The last post I had on here was in 2011, I can't believe how time has flown. My husband and I bought a house to move to The Silver Coast area in 2007. We intended to move at the time, anyway to cut it short, things got complicated because of the age of the children at the time and we stayed in the UK, renting the house to cover mortgage etc. We managed to hold on to the house and intended to move once the kids were over the school/uni stage. Tragically my husband passed away in June this year and of course I thought I would sell the house and forget about moving, but somehow I've come to the conclusion it would be good to have a fresh start and with my daughter her husband and my 2 grandchildren (2 years and baby), we are thinking of selling up here and making the move. It seems scary and we'll have a few mountains to climb, but otherwise it will only have ever been a dream and I feel I really should do it, for me, for my daughter and her family (they are both surfers), and for my sons (one who is at uni in Scotland and one travelling after finishing a degree), and especially for my husband who loved the place and I'm sure will be with us all the way in spirit.... I hope I have the strength and determination to do it this time, one more adventure, fingers crossed....


----------



## Deithrian (Dec 26, 2015)

peaches said:


> The last post I had on here was in 2011, I can't believe how time has flown. My husband and I bought a house to move to The Silver Coast area in 2007. We intended to move at the time, anyway to cut it short, things got complicated because of the age of the children at the time and we stayed in the UK, renting the house to cover mortgage etc. We managed to hold on to the house and intended to move once the kids were over the school/uni stage. Tragically my husband passed away in June this year and of course I thought I would sell the house and forget about moving, but somehow I've come to the conclusion it would be good to have a fresh start and with my daughter her husband and my 2 grandchildren (2 years and baby), we are thinking of selling up here and making the move. It seems scary and we'll have a few mountains to climb, but otherwise it will only have ever been a dream and I feel I really should do it, for me, for my daughter and her family (they are both surfers), and for my sons (one who is at uni in Scotland and one travelling after finishing a degree), and especially for my husband who loved the place and I'm sure will be with us all the way in spirit.... I hope I have the strength and determination to do it this time, one more adventure, fingers crossed....

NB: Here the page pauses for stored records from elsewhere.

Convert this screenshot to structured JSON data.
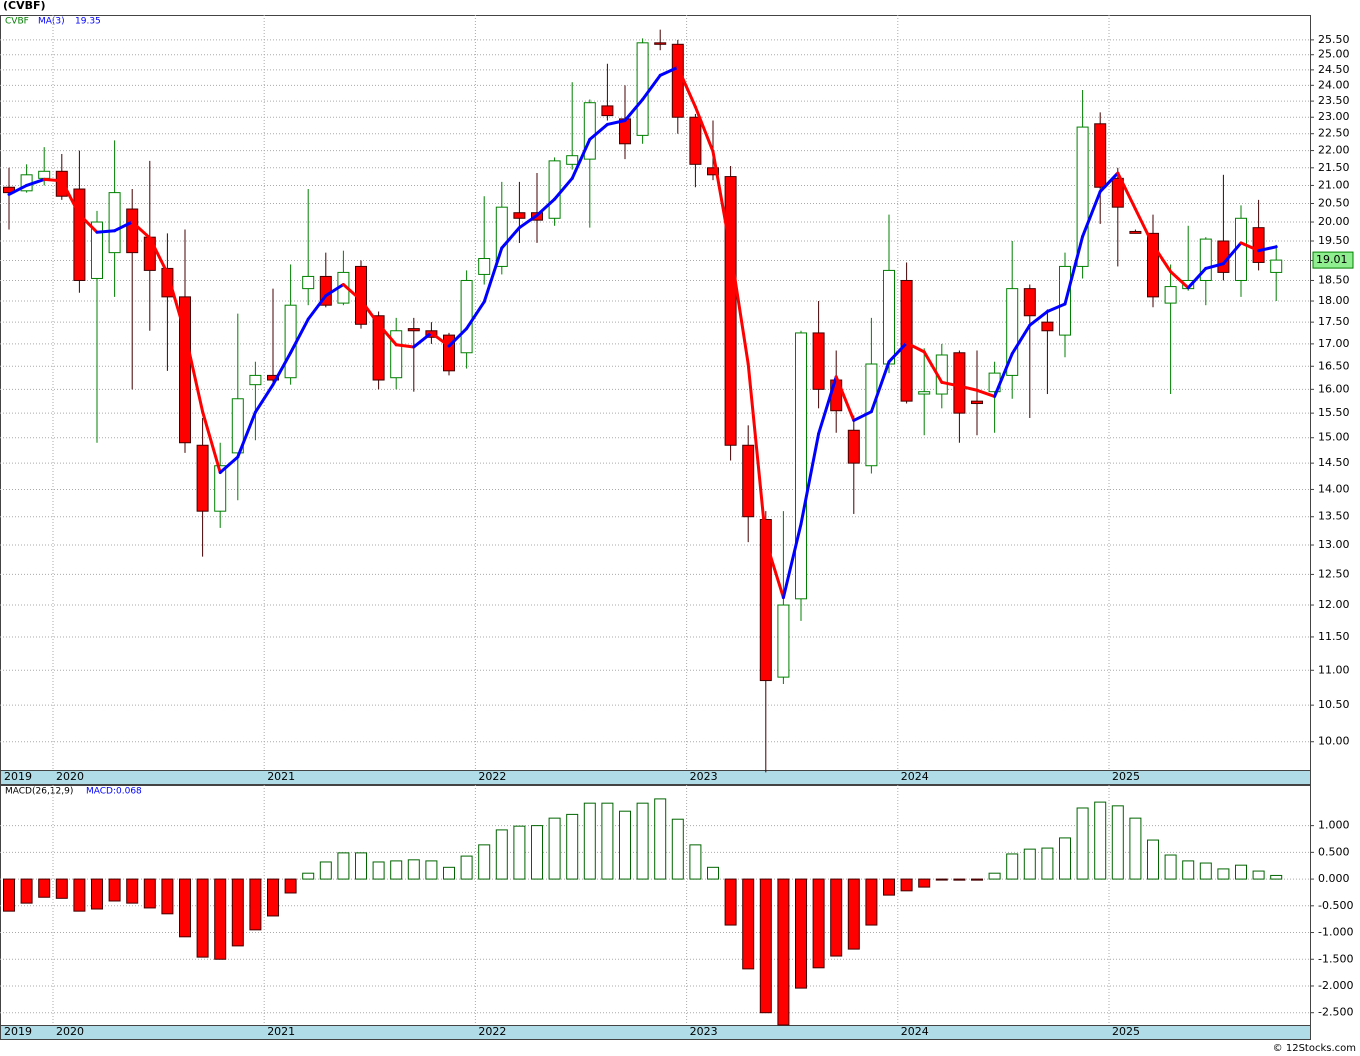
{
  "chart_data": [
    {
      "type": "candlestick",
      "title": "(CVBF)",
      "categories": [
        "2019",
        null,
        null,
        "2020",
        null,
        null,
        null,
        null,
        null,
        null,
        null,
        null,
        null,
        null,
        null,
        "2021",
        null,
        null,
        null,
        null,
        null,
        null,
        null,
        null,
        null,
        null,
        null,
        "2022",
        null,
        null,
        null,
        null,
        null,
        null,
        null,
        null,
        null,
        null,
        null,
        "2023",
        null,
        null,
        null,
        null,
        null,
        null,
        null,
        null,
        null,
        null,
        null,
        "2024",
        null,
        null,
        null,
        null,
        null,
        null,
        null,
        null,
        null,
        null,
        null,
        "2025",
        null,
        null,
        null,
        null,
        null,
        null,
        null,
        null,
        null
      ],
      "series": [
        {
          "name": "CVBF",
          "color": "#008000",
          "open": [
            20.95,
            20.85,
            21.2,
            21.4,
            20.9,
            18.55,
            19.2,
            20.35,
            19.6,
            18.8,
            18.1,
            14.85,
            13.6,
            14.7,
            16.1,
            16.3,
            16.25,
            18.3,
            18.6,
            17.95,
            18.85,
            17.65,
            16.25,
            17.35,
            17.3,
            17.2,
            16.8,
            18.65,
            18.85,
            20.25,
            20.25,
            20.1,
            21.6,
            21.75,
            23.35,
            22.95,
            22.45,
            25.4,
            25.35,
            23.0,
            21.5,
            21.25,
            14.85,
            13.45,
            10.9,
            12.1,
            17.25,
            16.2,
            15.15,
            14.45,
            16.55,
            18.5,
            15.9,
            15.9,
            16.8,
            15.75,
            15.95,
            16.3,
            18.3,
            17.5,
            17.2,
            18.85,
            22.8,
            21.2,
            19.75,
            19.7,
            17.95,
            18.3,
            18.5,
            19.5,
            18.5,
            19.85,
            18.7
          ],
          "high": [
            21.5,
            21.6,
            22.1,
            21.9,
            22.0,
            20.3,
            22.3,
            20.9,
            21.7,
            19.7,
            19.8,
            15.4,
            14.9,
            17.7,
            16.6,
            18.3,
            18.9,
            20.9,
            19.2,
            19.25,
            19.0,
            17.75,
            17.6,
            17.6,
            17.5,
            17.25,
            18.75,
            20.7,
            21.1,
            21.1,
            21.35,
            21.8,
            24.1,
            23.55,
            24.7,
            24.0,
            25.55,
            25.85,
            25.5,
            23.1,
            22.9,
            21.55,
            15.25,
            13.6,
            13.6,
            17.3,
            18.0,
            16.85,
            15.45,
            17.6,
            20.2,
            18.95,
            16.9,
            17.0,
            16.85,
            16.85,
            16.6,
            19.5,
            18.4,
            17.8,
            19.2,
            23.85,
            23.15,
            21.5,
            19.8,
            20.2,
            18.9,
            19.9,
            19.6,
            21.3,
            20.45,
            20.6,
            19.4
          ],
          "low": [
            19.8,
            20.8,
            21.0,
            20.6,
            18.2,
            14.9,
            18.1,
            16.0,
            17.3,
            16.4,
            14.7,
            12.8,
            13.3,
            13.8,
            14.95,
            16.1,
            16.1,
            17.9,
            17.85,
            17.9,
            17.35,
            16.0,
            16.0,
            15.95,
            17.0,
            16.3,
            16.45,
            18.4,
            18.65,
            19.45,
            19.45,
            19.9,
            21.45,
            19.85,
            22.9,
            21.75,
            22.2,
            25.15,
            22.5,
            20.95,
            21.15,
            14.55,
            13.05,
            9.6,
            10.8,
            11.75,
            15.6,
            15.1,
            13.55,
            14.3,
            16.35,
            15.7,
            15.05,
            15.6,
            14.9,
            15.05,
            15.1,
            15.8,
            15.4,
            15.9,
            16.7,
            18.55,
            19.95,
            18.85,
            19.7,
            17.85,
            15.9,
            18.25,
            17.9,
            18.5,
            18.1,
            18.75,
            18.0
          ],
          "close": [
            20.8,
            21.3,
            21.4,
            20.7,
            18.5,
            20.0,
            20.8,
            19.2,
            18.75,
            18.1,
            14.9,
            13.6,
            14.45,
            15.8,
            16.3,
            16.2,
            17.9,
            18.6,
            17.9,
            18.7,
            17.45,
            16.2,
            17.3,
            17.3,
            17.15,
            16.4,
            18.5,
            19.05,
            20.4,
            20.1,
            20.05,
            21.7,
            21.85,
            23.45,
            23.05,
            22.2,
            25.4,
            25.35,
            23.0,
            21.6,
            21.3,
            14.85,
            13.5,
            10.85,
            12.0,
            17.25,
            16.0,
            15.55,
            14.5,
            16.55,
            18.75,
            15.75,
            15.95,
            16.75,
            15.5,
            15.7,
            16.35,
            18.3,
            17.65,
            17.3,
            18.85,
            22.7,
            20.95,
            20.4,
            19.7,
            18.1,
            18.35,
            18.5,
            19.55,
            18.7,
            20.1,
            18.95,
            19.01
          ]
        },
        {
          "name": "MA(3)",
          "color": "#0000ff",
          "down_color": "#ff0000",
          "current": 19.35,
          "values": [
            20.75,
            21.0,
            21.17,
            21.13,
            20.2,
            19.73,
            19.77,
            20.0,
            19.58,
            18.68,
            17.25,
            15.53,
            14.32,
            14.62,
            15.52,
            16.1,
            16.8,
            17.57,
            18.13,
            18.4,
            18.02,
            17.45,
            16.98,
            16.93,
            17.25,
            16.95,
            17.35,
            17.98,
            19.32,
            19.85,
            20.18,
            20.62,
            21.2,
            22.33,
            22.78,
            22.9,
            23.55,
            24.32,
            24.58,
            23.32,
            21.97,
            19.25,
            16.55,
            13.07,
            12.12,
            13.37,
            15.08,
            16.27,
            15.35,
            15.53,
            16.6,
            17.02,
            16.82,
            16.15,
            16.07,
            15.98,
            15.85,
            16.78,
            17.43,
            17.75,
            17.93,
            19.62,
            20.83,
            21.35,
            20.35,
            19.4,
            18.72,
            18.32,
            18.8,
            18.92,
            19.45,
            19.25,
            19.35
          ]
        }
      ],
      "down_color": "#ff0000",
      "ylim": [
        9.63,
        26.36
      ],
      "log_scale": true,
      "grid": true,
      "yticks": [
        {
          "value": 10,
          "label": "10.00"
        },
        {
          "value": 10.5,
          "label": "10.50"
        },
        {
          "value": 11,
          "label": "11.00"
        },
        {
          "value": 11.5,
          "label": "11.50"
        },
        {
          "value": 12,
          "label": "12.00"
        },
        {
          "value": 12.5,
          "label": "12.50"
        },
        {
          "value": 13,
          "label": "13.00"
        },
        {
          "value": 13.5,
          "label": "13.50"
        },
        {
          "value": 14,
          "label": "14.00"
        },
        {
          "value": 14.5,
          "label": "14.50"
        },
        {
          "value": 15,
          "label": "15.00"
        },
        {
          "value": 15.5,
          "label": "15.50"
        },
        {
          "value": 16,
          "label": "16.00"
        },
        {
          "value": 16.5,
          "label": "16.50"
        },
        {
          "value": 17,
          "label": "17.00"
        },
        {
          "value": 17.5,
          "label": "17.50"
        },
        {
          "value": 18,
          "label": "18.00"
        },
        {
          "value": 18.5,
          "label": "18.50"
        },
        {
          "value": 19,
          "label": "19.00"
        },
        {
          "value": 19.5,
          "label": "19.50"
        },
        {
          "value": 20,
          "label": "20.00"
        },
        {
          "value": 20.5,
          "label": "20.50"
        },
        {
          "value": 21,
          "label": "21.00"
        },
        {
          "value": 21.5,
          "label": "21.50"
        },
        {
          "value": 22,
          "label": "22.00"
        },
        {
          "value": 22.5,
          "label": "22.50"
        },
        {
          "value": 23,
          "label": "23.00"
        },
        {
          "value": 23.5,
          "label": "23.50"
        },
        {
          "value": 24,
          "label": "24.00"
        },
        {
          "value": 24.5,
          "label": "24.50"
        },
        {
          "value": 25,
          "label": "25.00"
        },
        {
          "value": 25.5,
          "label": "25.50"
        }
      ]
    },
    {
      "type": "bar",
      "title": "MACD(26,12,9)",
      "value_label": "MACD:0.068",
      "categories": [
        "2019",
        null,
        null,
        "2020",
        null,
        null,
        null,
        null,
        null,
        null,
        null,
        null,
        null,
        null,
        null,
        "2021",
        null,
        null,
        null,
        null,
        null,
        null,
        null,
        null,
        null,
        null,
        null,
        "2022",
        null,
        null,
        null,
        null,
        null,
        null,
        null,
        null,
        null,
        null,
        null,
        "2023",
        null,
        null,
        null,
        null,
        null,
        null,
        null,
        null,
        null,
        null,
        null,
        "2024",
        null,
        null,
        null,
        null,
        null,
        null,
        null,
        null,
        null,
        null,
        null,
        "2025",
        null,
        null,
        null,
        null,
        null,
        null,
        null,
        null,
        null
      ],
      "values": [
        -0.6,
        -0.45,
        -0.34,
        -0.36,
        -0.6,
        -0.56,
        -0.41,
        -0.45,
        -0.54,
        -0.65,
        -1.08,
        -1.46,
        -1.5,
        -1.25,
        -0.95,
        -0.69,
        -0.26,
        0.11,
        0.32,
        0.49,
        0.49,
        0.32,
        0.34,
        0.36,
        0.34,
        0.22,
        0.43,
        0.64,
        0.92,
        0.99,
        1.0,
        1.14,
        1.21,
        1.42,
        1.42,
        1.27,
        1.42,
        1.5,
        1.12,
        0.64,
        0.22,
        -0.86,
        -1.68,
        -2.5,
        -2.73,
        -2.04,
        -1.66,
        -1.44,
        -1.31,
        -0.86,
        -0.3,
        -0.22,
        -0.15,
        -0.01,
        -0.02,
        -0.02,
        0.11,
        0.47,
        0.56,
        0.58,
        0.77,
        1.33,
        1.44,
        1.37,
        1.14,
        0.73,
        0.45,
        0.34,
        0.3,
        0.19,
        0.26,
        0.15,
        0.068
      ],
      "color": "#006400",
      "down_color": "#ff0000",
      "ylim": [
        -2.73,
        1.76
      ],
      "grid": true,
      "yticks": [
        {
          "value": -2.5,
          "label": "-2.500"
        },
        {
          "value": -2,
          "label": "-2.000"
        },
        {
          "value": -1.5,
          "label": "-1.500"
        },
        {
          "value": -1,
          "label": "-1.000"
        },
        {
          "value": -0.5,
          "label": "-0.500"
        },
        {
          "value": 0,
          "label": "0.000"
        },
        {
          "value": 0.5,
          "label": "0.500"
        },
        {
          "value": 1,
          "label": "1.000"
        }
      ]
    }
  ],
  "footer": "© 12Stocks.com"
}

I'm sorry to hear about your husband peaches 
I've only experienced the loss of my grandfather, but if what I saw at the time is what I did see, there's nothing to worry about 
It seams like there's something strong pulling you to make the move and if you can do it with the rest of your family that sounds like a great plan!
You can support each other and deal with problems easily :boxing:
At any rate, a fresh start appears to be the right thing to do these days.


----------